I'm working on a spark project and i'm using a hadoop cluster of 3 nodes with the following configuration:

  • 8cores and 16go of Ram (Namenode, Application Master, nodemanager and spark master and worker).
  • 4cores and 8go of Ram (datanode, nodemanager and worker)
  • 4cores and 4go of Ram (datanode, nodemanager and worker) so i'm using the following configuration :

    pyspark --master yarn-client --driver-memory 3g --executor-memory 1g --num-executors 3 --executor-cores 1

What's the best amount of executor, memory and cores tu use All my cluster performance?


2 Answers


This essentially boils down to how much you need to process the data. If you have the whole cluster to process data you can use completely.

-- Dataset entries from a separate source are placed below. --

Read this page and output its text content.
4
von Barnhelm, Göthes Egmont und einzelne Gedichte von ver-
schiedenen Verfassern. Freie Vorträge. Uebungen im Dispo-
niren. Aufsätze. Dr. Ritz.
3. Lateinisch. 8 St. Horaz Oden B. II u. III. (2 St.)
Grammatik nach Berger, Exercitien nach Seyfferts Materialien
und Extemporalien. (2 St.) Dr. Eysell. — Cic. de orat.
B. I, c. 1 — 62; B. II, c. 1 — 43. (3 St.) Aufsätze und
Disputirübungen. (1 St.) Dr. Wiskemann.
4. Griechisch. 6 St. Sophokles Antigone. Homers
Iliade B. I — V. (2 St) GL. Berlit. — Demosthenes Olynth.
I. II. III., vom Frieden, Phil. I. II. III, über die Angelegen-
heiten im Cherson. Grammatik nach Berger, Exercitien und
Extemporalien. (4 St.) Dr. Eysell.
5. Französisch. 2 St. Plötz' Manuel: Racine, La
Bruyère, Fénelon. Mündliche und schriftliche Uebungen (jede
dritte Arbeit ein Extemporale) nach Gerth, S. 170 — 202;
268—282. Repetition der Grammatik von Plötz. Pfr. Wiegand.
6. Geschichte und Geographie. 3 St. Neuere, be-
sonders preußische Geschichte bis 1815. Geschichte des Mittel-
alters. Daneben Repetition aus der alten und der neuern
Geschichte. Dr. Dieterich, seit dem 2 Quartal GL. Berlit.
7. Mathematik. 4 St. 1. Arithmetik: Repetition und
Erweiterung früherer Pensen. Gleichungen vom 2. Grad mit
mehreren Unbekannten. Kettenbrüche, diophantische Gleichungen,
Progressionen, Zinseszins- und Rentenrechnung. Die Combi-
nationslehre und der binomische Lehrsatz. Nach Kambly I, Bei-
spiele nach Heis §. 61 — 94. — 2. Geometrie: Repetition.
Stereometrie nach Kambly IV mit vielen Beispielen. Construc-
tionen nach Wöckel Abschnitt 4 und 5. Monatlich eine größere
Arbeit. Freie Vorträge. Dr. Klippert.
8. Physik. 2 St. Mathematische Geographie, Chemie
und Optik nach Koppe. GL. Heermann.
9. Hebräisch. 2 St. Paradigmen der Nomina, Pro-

pyspark --master yarn-client --driver-memory 3g --executor-memory 1g --num-executors 3 --executor-cores 1

Here you aren't using the complete cluster. You are using 3gb driver and 1 gb executors with 3 executors meaning total 3gb of memory whereas you have 12 Gb memory in the cluster and 8 cores. One alternate configuration you could try

pyspark --master yarn-client --driver-memory 8g --executor-memory 3g --num-executors 4 --executor-cores 3

This uses the complete cluster.

However, the executor-memory configuration is mostly based on the job requirement. You need to tune that with multiple try. You can check this document for tuning.


This blog post by Sandy Ryza nicely explains allocation of resources with various overheads, and here is a handy Excel cheat-sheet.

However if you're new to Spark and/or frequently change cluster size/type, might I suggest enabling dynamic allocation?